Not that kind of help, I said. (Yes, we have that kind of friendship.)
And I boiled it down for him: I wanted two bottles of wine, one each red and white, and I wanted them from the Emilia-Romagna region. (Rome is located in the Emilia-Romagna, and our dinner guest was Roman, so I wanted to do my best to make him feel welcome.)
John chuckles and scratches his head and starts kicking some thoughts around. At first, he thinks he only has one — a Sangiovese/Cabernet blend. Thirteen bucks. I’m on it. But what about white? It takes him another minute, but he produces one more bottle for me: a white, this one a varietal called Albana. Not very acidic, very round, a little sweetness. I shrug and take the bottle. Could be great, could be gross. We’ll find out tomorrow. I go home and put the red on the sideboard and the white goes in the fridge.
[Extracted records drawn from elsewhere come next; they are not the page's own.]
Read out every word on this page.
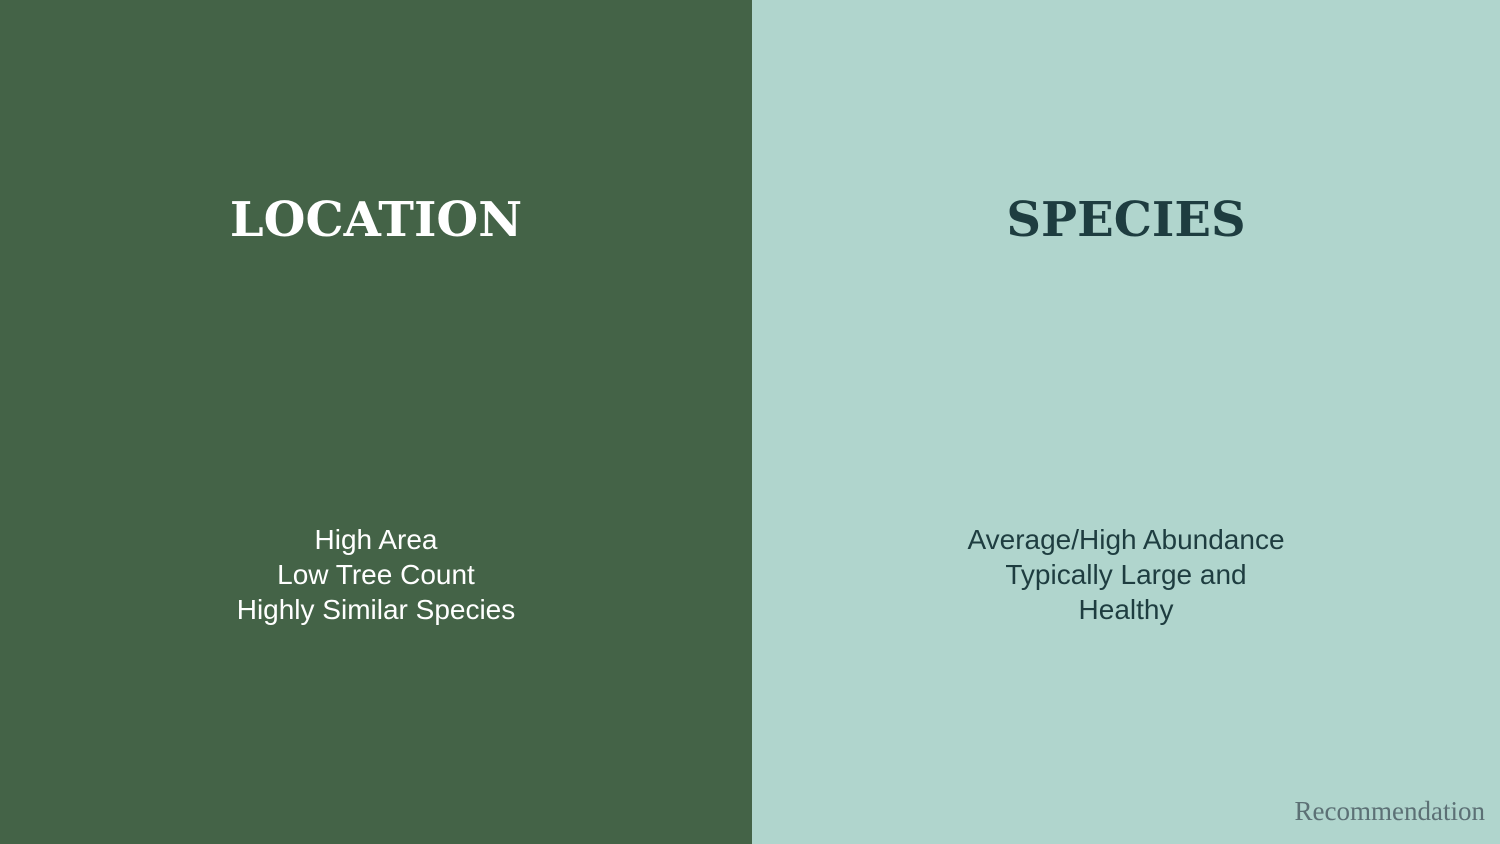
LOCATION
High Area
Low Tree Count
Highly Similar Species
SPECIES
Average/High Abundance
Typically Large and
Healthy
Recommendation
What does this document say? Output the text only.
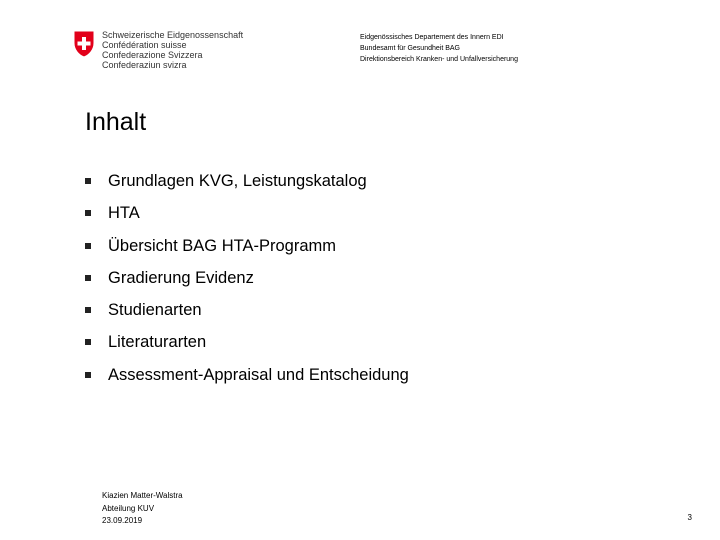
Schweizerische Eidgenossenschaft
Confédération suisse
Confederazione Svizzera
Confederaziun svizra
Eidgenössisches Departement des Innern EDI
Bundesamt für Gesundheit BAG
Direktionsbereich Kranken- und Unfallversicherung
Inhalt
Grundlagen KVG, Leistungskatalog
HTA
Übersicht BAG HTA-Programm
Gradierung Evidenz
Studienarten
Literaturarten
Assessment-Appraisal und Entscheidung
Kiazien Matter-Walstra
Abteilung KUV
23.09.2019	3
So now it’s Easter dinner and our guest has arrived. He’s affable and charming, and is quite engaging in conversation. He compliments everything that comes out of the kitchen. One of our friends asks if he can open the wine. Go ahead, I say, I’m busy in the kitchen. So a couple minutes later, I get handed a glass of the Albana. It’s reminiscent of honey and pears, kind of like a Greek dessert. I take a sip. I swear if you had not told me this was Albana, I would have put money on it being an unoaked Chardonnay. Barely sweet, fat, not woody. Not normally my kind of white wine, but I have to say it was a killer match for the Ceaser salad and the fondue I was laying out on the table. So I was pleased. I was also pleased that our Roman friend was enjoying himself.
Finally I get the pasta on the table, and it’s time to get the red wine into the glasses. The bottle has been open for an hour or so, but not decanted. Didn’t matter; it was pretty young, but not tight at all, so it did just fine being poured straight away. I generally don’t get excited about Sangiovese, but this was yummy. The nose was like the darkest red roses you’ve ever smelled, and in the mouth it was rich but not tannic. It was a perfect foil for our pasta with spinach/wild mushrooms/truffle oil.
It was no surprise when the bottles were completely drained. Nor was it a surprise when our Italian friend reached for second glasses of each with a big smile on his face. I’m sure someone dead and famous once said that wine is the lubrication to make fast and lasting friends of us all, but for the life of me I don’t know who that might be. So maybe it’s me. After I’m dead, be sure to quote me.